O caso apontado do aluno lento caso distinto do caso do aluno considerado indisciplinado,
porque o aluno lento, antes de ser indisciplinado, é um aluno com problemas de aprendizagem
causado por um déficit de estímulo, ao passo que o aluno indisciplinado seria indisciplinado por
uma espécie de opção. Apesar disso, ambos os exemplos de categorias configuram situações de
desafio para o professor em sala de aula porque carregam o peso do encontro improvável na
instituição escolar.
Acreditamos, no entanto, que a indisciplina é uma espécie de reação à própria instituição
escolar que poderia ser pensada a partir da discussão que Durkheim (p.73, 2003) propõe sobre o
crime. Segundo ele, o crime é “necessário, ele está ligado às condições fundamentais de toda vida
social, e por isso mesmo, é útil; pois as condições de que ele é solidário são elas mesmas
indispensáveis à evolução normal da moral e do direito”, porque “com efeito, o crime não é senão
uma antecipação da moral por vir, um encaminhamento em direção ao que será”. Portanto a
indisciplina, assim como o crime, considerada como socialmente reprovável, tem sua relevância
para que se possa buscar nela as razões para sua existência permitindo que a própria instituição
escolar seja reconsiderada em seu funcionamento e estrutura.
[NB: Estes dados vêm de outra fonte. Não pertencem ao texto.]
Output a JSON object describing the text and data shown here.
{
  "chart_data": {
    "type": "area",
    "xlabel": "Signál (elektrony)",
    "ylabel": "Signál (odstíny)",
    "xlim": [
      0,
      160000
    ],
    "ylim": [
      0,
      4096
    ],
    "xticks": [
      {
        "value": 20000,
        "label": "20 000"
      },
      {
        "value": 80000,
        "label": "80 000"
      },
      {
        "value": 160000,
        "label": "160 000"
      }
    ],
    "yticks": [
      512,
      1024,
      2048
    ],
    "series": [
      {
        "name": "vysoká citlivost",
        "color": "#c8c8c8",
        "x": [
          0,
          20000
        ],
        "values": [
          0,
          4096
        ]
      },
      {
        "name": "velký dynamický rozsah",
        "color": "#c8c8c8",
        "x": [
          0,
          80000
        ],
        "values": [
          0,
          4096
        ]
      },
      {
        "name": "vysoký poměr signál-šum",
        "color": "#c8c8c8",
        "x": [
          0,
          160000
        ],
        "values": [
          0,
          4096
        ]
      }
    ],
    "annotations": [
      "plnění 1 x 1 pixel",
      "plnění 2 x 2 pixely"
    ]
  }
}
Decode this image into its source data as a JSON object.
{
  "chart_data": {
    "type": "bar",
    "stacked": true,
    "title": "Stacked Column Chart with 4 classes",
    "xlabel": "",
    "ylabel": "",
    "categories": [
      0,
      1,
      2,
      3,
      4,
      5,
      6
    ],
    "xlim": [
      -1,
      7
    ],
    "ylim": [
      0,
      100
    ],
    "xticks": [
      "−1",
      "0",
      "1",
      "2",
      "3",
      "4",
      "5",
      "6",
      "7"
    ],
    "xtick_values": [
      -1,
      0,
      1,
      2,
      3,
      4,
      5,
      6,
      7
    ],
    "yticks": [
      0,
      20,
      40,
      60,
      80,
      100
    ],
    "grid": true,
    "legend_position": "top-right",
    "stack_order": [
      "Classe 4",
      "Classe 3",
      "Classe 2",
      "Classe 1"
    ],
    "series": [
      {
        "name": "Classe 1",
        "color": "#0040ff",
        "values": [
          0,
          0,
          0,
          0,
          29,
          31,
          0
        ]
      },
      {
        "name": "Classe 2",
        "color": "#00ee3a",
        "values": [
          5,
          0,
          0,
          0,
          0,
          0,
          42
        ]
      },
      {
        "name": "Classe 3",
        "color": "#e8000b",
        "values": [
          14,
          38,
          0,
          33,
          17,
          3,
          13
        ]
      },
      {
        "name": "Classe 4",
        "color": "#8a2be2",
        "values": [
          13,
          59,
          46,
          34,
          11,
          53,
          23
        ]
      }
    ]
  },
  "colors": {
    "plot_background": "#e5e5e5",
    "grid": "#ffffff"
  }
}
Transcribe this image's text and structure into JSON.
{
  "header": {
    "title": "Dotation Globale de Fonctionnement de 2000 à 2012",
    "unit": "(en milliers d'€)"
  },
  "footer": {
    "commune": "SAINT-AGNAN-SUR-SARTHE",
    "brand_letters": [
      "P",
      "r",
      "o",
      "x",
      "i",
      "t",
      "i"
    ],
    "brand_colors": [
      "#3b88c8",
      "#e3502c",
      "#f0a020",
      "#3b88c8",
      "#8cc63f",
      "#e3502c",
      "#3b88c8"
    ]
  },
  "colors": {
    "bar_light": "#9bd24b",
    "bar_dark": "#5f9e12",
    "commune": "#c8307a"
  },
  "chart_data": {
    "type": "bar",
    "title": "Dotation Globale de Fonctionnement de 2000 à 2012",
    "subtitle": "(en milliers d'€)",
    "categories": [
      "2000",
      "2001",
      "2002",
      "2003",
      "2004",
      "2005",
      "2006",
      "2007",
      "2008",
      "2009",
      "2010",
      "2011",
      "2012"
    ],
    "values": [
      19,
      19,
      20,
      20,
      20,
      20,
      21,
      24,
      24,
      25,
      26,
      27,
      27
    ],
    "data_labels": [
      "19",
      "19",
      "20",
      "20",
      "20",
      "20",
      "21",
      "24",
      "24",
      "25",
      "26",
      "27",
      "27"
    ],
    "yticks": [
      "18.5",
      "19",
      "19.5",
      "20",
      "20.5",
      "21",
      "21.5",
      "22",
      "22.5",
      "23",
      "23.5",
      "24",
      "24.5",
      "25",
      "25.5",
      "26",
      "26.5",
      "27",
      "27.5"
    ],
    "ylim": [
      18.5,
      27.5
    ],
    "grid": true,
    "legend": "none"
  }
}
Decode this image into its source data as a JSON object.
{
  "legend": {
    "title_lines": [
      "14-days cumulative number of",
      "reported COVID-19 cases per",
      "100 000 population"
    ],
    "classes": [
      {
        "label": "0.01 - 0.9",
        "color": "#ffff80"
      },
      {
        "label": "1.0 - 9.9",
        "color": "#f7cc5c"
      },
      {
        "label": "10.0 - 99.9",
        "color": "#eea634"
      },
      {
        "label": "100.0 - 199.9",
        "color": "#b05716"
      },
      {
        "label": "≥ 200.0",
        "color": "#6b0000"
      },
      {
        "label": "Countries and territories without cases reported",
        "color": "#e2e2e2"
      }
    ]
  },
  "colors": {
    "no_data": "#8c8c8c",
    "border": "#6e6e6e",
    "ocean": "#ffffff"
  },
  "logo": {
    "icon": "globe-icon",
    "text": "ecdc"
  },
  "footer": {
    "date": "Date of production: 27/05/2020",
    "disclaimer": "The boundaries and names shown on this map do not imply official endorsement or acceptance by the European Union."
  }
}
Já a discussão desenvolvida por Michel Foucault em Microfísica do Poder (1979) oferece a
possibilidade de se pensar o poder disciplinar como um novo tipo de poder, que “não pode mais
ser transcrito nos termos de soberania”, porque seu discurso, que não é o discurso do direito, é
“alheio ao [discurso] da lei e da regra enquanto efeito da vontade soberana”. O poder disciplinar
“apóia-se mais nos corpos e seus atos do que na terra e seus produtos (...) É um tipo de poder que
se exerce continuamente através da vigilância”. E o poder, para poder exercer-se nos mecanismos
sutis dos instrumentos de acumulação e formação do saber, “é obrigado a formar, organizar e por
em circulação um saber, ou melhor, aparelhos de saber que não são construções ideológicas”.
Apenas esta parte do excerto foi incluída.